Me visitó la vida una tarde de otoño,
me miró a los ojos
y me dejé seducir por ella.
Más temprano que tarde, tempus fugit,
la abandonaré voluntariamente porque ya no la amo.
Me joroba Halloween... Me toca las narices de una manera espantosa. Aquí estamos importando tradiciones anglosajonas deshidratadas y desmineralizadas en lugar de mantener las nuestras o inventarnos otras. Tras el arbolito de navidad, el energúmeno de papa noel, ya tenemos el jalogüín. No tardará en llegar el día de acción de gracias y el 4 de julio. Está claro que la televisión y el cine americano son los culpables de esa familiaridad con esos monstruos en estas fechas. Además, la española Noche de Difuntos es la del 1 al 2 de Noviembre, no la anterior como se celebra el jalogüín. Y comprendo que los niños se diviertan más disfrazándose de Freddy Kruger o fantasmón que de Luis Mejía, Comendador o la pava de Doña Inés (porque mira que es pava la chica...).

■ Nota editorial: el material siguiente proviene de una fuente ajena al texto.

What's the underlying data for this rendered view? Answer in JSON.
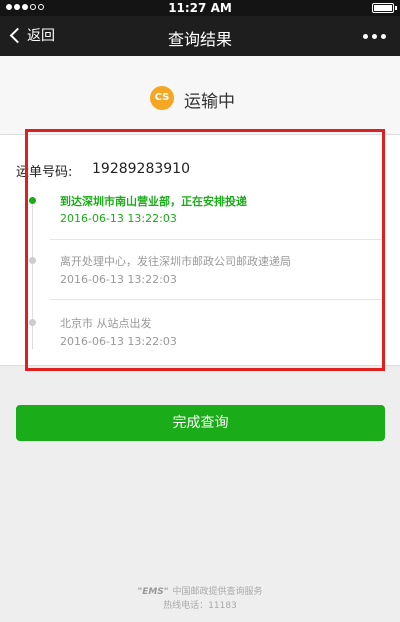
{
  "status_bar": {
    "time": "11:27 AM",
    "signal": "signal-dots-icon",
    "battery": "battery-icon"
  },
  "nav": {
    "back_label": "返回",
    "title": "查询结果",
    "more_icon": "more-dots-icon"
  },
  "shipment": {
    "status": "运输中",
    "status_icon_text": "CS",
    "tracking_label": "运单号码:",
    "tracking_number": "19289283910"
  },
  "events": [
    {
      "description": "到达深圳市南山营业部，正在安排投递",
      "time": "2016-06-13  13:22:03",
      "active": true
    },
    {
      "description": "离开处理中心，发往深圳市邮政公司邮政速递局",
      "time": "2016-06-13  13:22:03",
      "active": false
    },
    {
      "description": "北京市 从站点出发",
      "time": "2016-06-13  13:22:03",
      "active": false
    }
  ],
  "actions": {
    "done_label": "完成查询"
  },
  "footer": {
    "logo": "\"EMS\"",
    "provider": "中国邮政提供查询服务",
    "hotline": "热线电话：11183"
  },
  "colors": {
    "accent_green": "#1aad19",
    "highlight_red": "#e02020",
    "status_icon": "#f5a623"
  }
}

Pero es que yo soy un sentimental de tomo y lomo, y donde esté un buen Don Juan Tenorio, con sus duelos a versos y a espadas, con su escena del sofá (que curiosamente no es un sofá)... Francamente, el negro es mucho más elegante que el disfraz blanco de fantasma... y los crisantemos más bonitos que las calabazas.
Comentario:
Boniquisco, ese Juan Tenorio respondería a la teoría de Marañón sobre el donjuanismo... Mi aroma es tuyo, y me gustan esas calabazas que quieres darme.
Comentario:
Paso a saludarte, me voy a pasear por tu blog, después vuelvo otro día abrazotes
Comentario:
Yo creo que en este mundo cabe todo, las tradiciones que se multiplican, que se unen... lo importante es la fiesta y en este país mucho más. No quiero más difuntos ni fantasmas... tal vez un Don Juan Tenorio (sin que sea Don Juan) sería lo ideal. Cambio los crisantemos por tu aroma y las calabazas por una crema de estas en una buena cena... ¿no te apetecería más?